De facto disenfranchisement has devastating long-term effects in communities across the country. Once a single local election official misinforms a citizen that he is not eligible to vote because of a past conviction, it is unlikely that citizen will ever follow up or make a second inquiry. Without further public education or outreach, the citizen will mistakenly believe that he is ineligible to vote for years, decades, or maybe the rest of his life. And that same citizen may pass along that same inaccurate information to his peers, family members and neighbors, creating a lasting ripple of de facto disenfranchisement across his community.
Another ACLU report [text] released Wednesday found that voter registration forms across the country inadequately explain the voting eligibility of ex-convicts. McClatchy Newspapers has more.
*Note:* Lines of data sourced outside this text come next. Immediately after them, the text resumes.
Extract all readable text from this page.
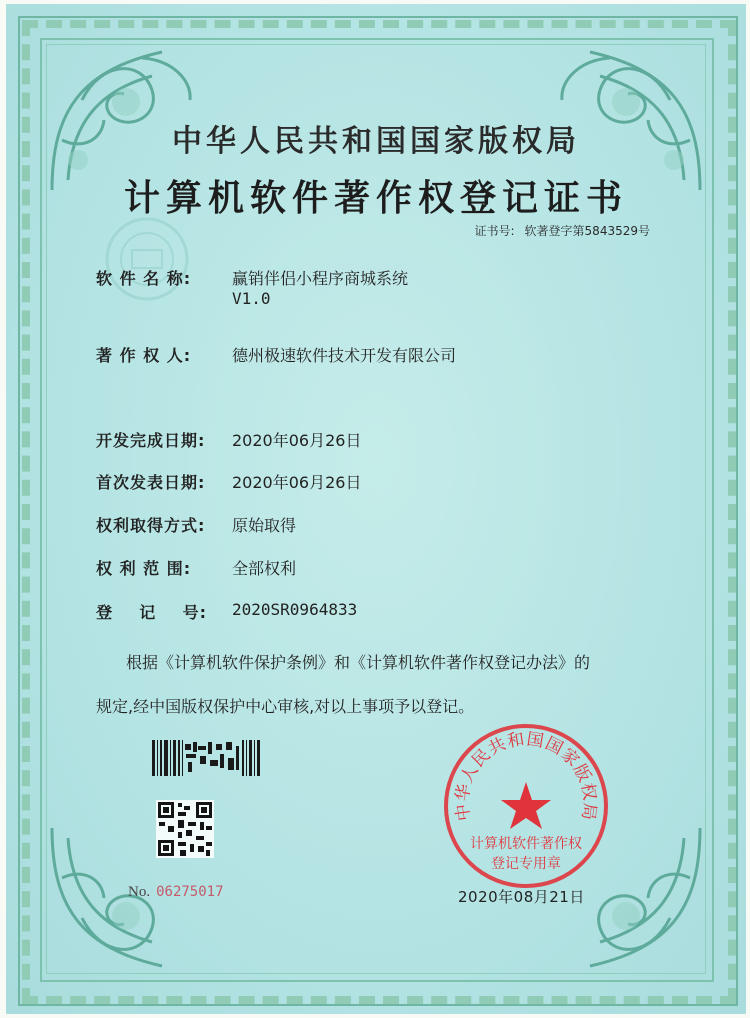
中华人民共和国国家版权局
计算机软件著作权登记证书
证书号: 软著登字第5843529号
软 件 名 称:	赢销伴侣小程序商城系统
V1.0
著 作 权 人:	德州极速软件技术开发有限公司
开发完成日期: 2020年06月26日
首次发表日期: 2020年06月26日
权利取得方式: 原始取得
权 利 范 围:	全部权利
登    记    号: 2020SR0964833
根据《计算机软件保护条例》和《计算机软件著作权登记办法》的
规定,经中国版权保护中心审核,对以上事项予以登记。
No. 06275017
中华人民共和国国家版权局
计算机软件著作权
登记专用章
2020年08月21日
Even prisoners may vote in Maine and Vermont, while Kentucky and Virginia permanently revoke felons' voting rights. Elsewhere, the ACLU-Brennan Center report noted, "varied state laws form[] a patchwork across the country." The ACLU's Voting Rights Project [advocacy website] is active in securing voting rights for ex-felons. In July, the ACLU filed a lawsuit [complaint, PDF; JURIST report] challenging a provision of the Alabama Constitution that prevents felons convicted of "crimes of moral turpitude" from voting. In February, the ACLU filed suit [complaint, PDF; JURIST report] in federal court challenging a Tennessee law that requires convicted felons to pay "all outstanding legal financial obligations" before their voting rights are restored.